Dolayısıyla, davaya katılan taraflar, davanın sonucundan bağımsız olarak yargılama giderlerine eşit şekilde iştirak etmekle yükümlüdürler. Bu prensip, taraflar arasında adil bir yaklaşımı temin etmek ve haksız bir avantajın oluşmasını önlemek amacıyla benimsenmiştir.

İZALE İ ŞUYU DAVASINDA ORTAKLIK NASIL SONA ERDİRİLİR?

  • Ortaklığın Paylaştırma (Aynen Taksim) Yoluyla Giderilmesi

Ortaklığın aynen taksim yöntemiyle sonlandırılması, ortaklar arasında bulunan mal veya malların her bir ortağa dağıtılması anlamına gelir. Örneğin, üç paydaşa ait üç arsa varsa ve bu arsalar mirasçılar arasında paylaştırmak istiyorsak, her bir mirasçıya birer arsa verilmesiyle ortaklığın sona ermesine “aynen taksim” denir. Ancak, bu yöntemin uygulanabilmesi için belirli şartlar mevcuttur. İşte bu şartlar:

  • Ortaklığın giderilmesi davasında, davacı veya davalılardan en az biri, ortaklığın aynen taksim yoluyla sonlandırılmasını talep etmelidir.
  • Mahkeme, ortaklığın giderilmesi istenen malın aynen taksime uygun olup olmadığını bilirkişi incelemesi ile belirlemelidir.
  • Ortaklığın aynen taksim yöntemiyle sonlandırılması durumunda, malın değerinin aşırı düşmemesi gerekmektedir. Ancak, taraflar taksimi kabul ederse, bu koşul göz ardı edilebilir.

Bir paydaş aynen taksim talebinde bulunursa, mahkeme malın aynen taksime uygun olup olmadığını incelemekle yükümlüdür. Eğer malın uygun olduğu kanısına varılırsa, mahkeme malın aynen taksime tabi tutulmasına karar verebilir.

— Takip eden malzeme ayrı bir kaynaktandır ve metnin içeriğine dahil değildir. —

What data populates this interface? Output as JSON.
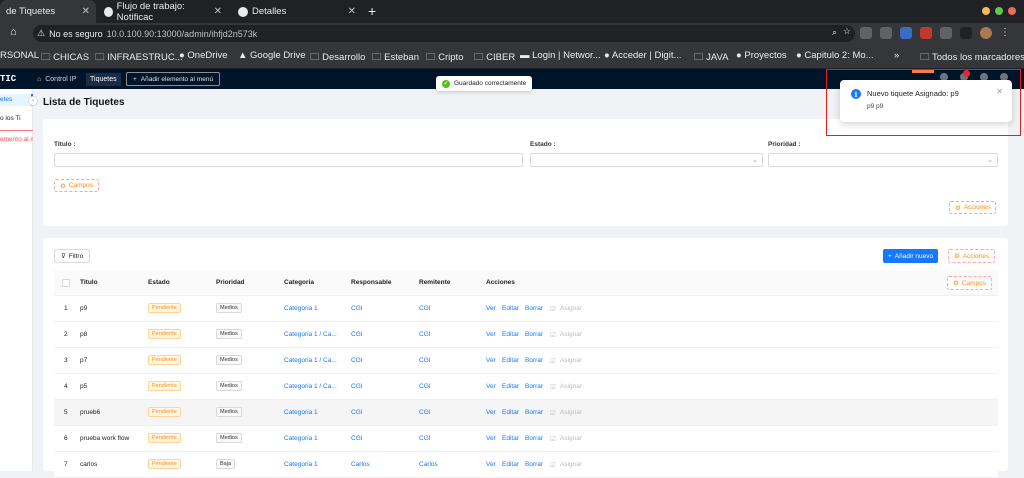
{
  "browser": {
    "tabs": [
      {
        "title": "de Tiquetes"
      },
      {
        "title": "Flujo de trabajo: Notificac"
      },
      {
        "title": "Detalles"
      }
    ],
    "address": {
      "security": "No es seguro",
      "url": "10.0.100.90:13000/admin/ihfjd2n573k"
    },
    "bookmarks": [
      "RSONAL",
      "CHICAS",
      "INFRAESTRUC...",
      "OneDrive",
      "Google Drive",
      "Desarrollo",
      "Esteban",
      "Cripto",
      "CIBER",
      "Login | Networ...",
      "Acceder | Digit...",
      "JAVA",
      "Proyectos",
      "Capitulo 2: Mo...",
      "»",
      "Todos los marcadores"
    ]
  },
  "app": {
    "logo": "TIC",
    "menu": [
      "Control IP",
      "Tiquetes"
    ],
    "add_menu": "Añadir elemento al menú",
    "sidebar": [
      "etes",
      "o los Ti",
      "emento al m"
    ]
  },
  "toast": {
    "text": "Guardado correctamente"
  },
  "notification": {
    "title": "Nuevo tiquete Asignado: p9",
    "body": "p9 p9"
  },
  "page": {
    "title": "Lista de Tiquetes",
    "form": {
      "titulo_label": "Titulo :",
      "estado_label": "Estado :",
      "prioridad_label": "Prioridad :",
      "campos": "Campos",
      "acciones": "Acciones"
    },
    "table_toolbar": {
      "filter": "Filtro",
      "add_new": "Añadir nuevo",
      "acciones": "Acciones",
      "campos": "Campos"
    },
    "columns": [
      "Titulo",
      "Estado",
      "Prioridad",
      "Categoria",
      "Responsable",
      "Remitente",
      "Acciones"
    ],
    "actions": [
      "Ver",
      "Editar",
      "Borrar",
      "Asignar"
    ],
    "rows": [
      {
        "n": "1",
        "titulo": "p9",
        "estado": "Pendiente",
        "prioridad": "Medios",
        "categoria": "Categoria 1",
        "responsable": "CGI",
        "remitente": "CGI"
      },
      {
        "n": "2",
        "titulo": "p8",
        "estado": "Pendiente",
        "prioridad": "Medios",
        "categoria": "Categoria 1 / Ca...",
        "responsable": "CGI",
        "remitente": "CGI"
      },
      {
        "n": "3",
        "titulo": "p7",
        "estado": "Pendiente",
        "prioridad": "Medios",
        "categoria": "Categoria 1 / Ca...",
        "responsable": "CGI",
        "remitente": "CGI"
      },
      {
        "n": "4",
        "titulo": "p5",
        "estado": "Pendiente",
        "prioridad": "Medios",
        "categoria": "Categoria 1 / Ca...",
        "responsable": "CGI",
        "remitente": "CGI"
      },
      {
        "n": "5",
        "titulo": "prueb6",
        "estado": "Pendiente",
        "prioridad": "Medios",
        "categoria": "Categoria 1",
        "responsable": "CGI",
        "remitente": "CGI"
      },
      {
        "n": "6",
        "titulo": "prueba work flow",
        "estado": "Pendiente",
        "prioridad": "Medios",
        "categoria": "Categoria 1",
        "responsable": "CGI",
        "remitente": "CGI"
      },
      {
        "n": "7",
        "titulo": "carlos",
        "estado": "Pendiente",
        "prioridad": "Baja",
        "categoria": "Categoria 1",
        "responsable": "Carlos",
        "remitente": "Carlos"
      }
    ]
  }
}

Ancak, mal parçalarının değeri eşit değilse, eksik değere sahip olan parçaya denge sağlamak için ek ödeme yapılmasına karar verilir.

  • Ortaklığın Satış (Pazarlık/Açık Artırma) Suretiyle Giderilmesi

Ortaklığın satış yöntemiyle sonlandırılması durumunda, taraflardan hiçbiri aynen taksim talep etmemişse veya talep edilmiş olsa da malın aynen taksime uygun olmadığı veya paylı malın bölünmesinin ciddi bir değer kaybına yol açacağı anlaşılırsa, bu durumda açık artırma yoluyla satışa karar verilir. Eğer tüm paydaşlar satışı kabul ederse, satış işlemi sadece paydaşlar arasında gerçekleştirilir.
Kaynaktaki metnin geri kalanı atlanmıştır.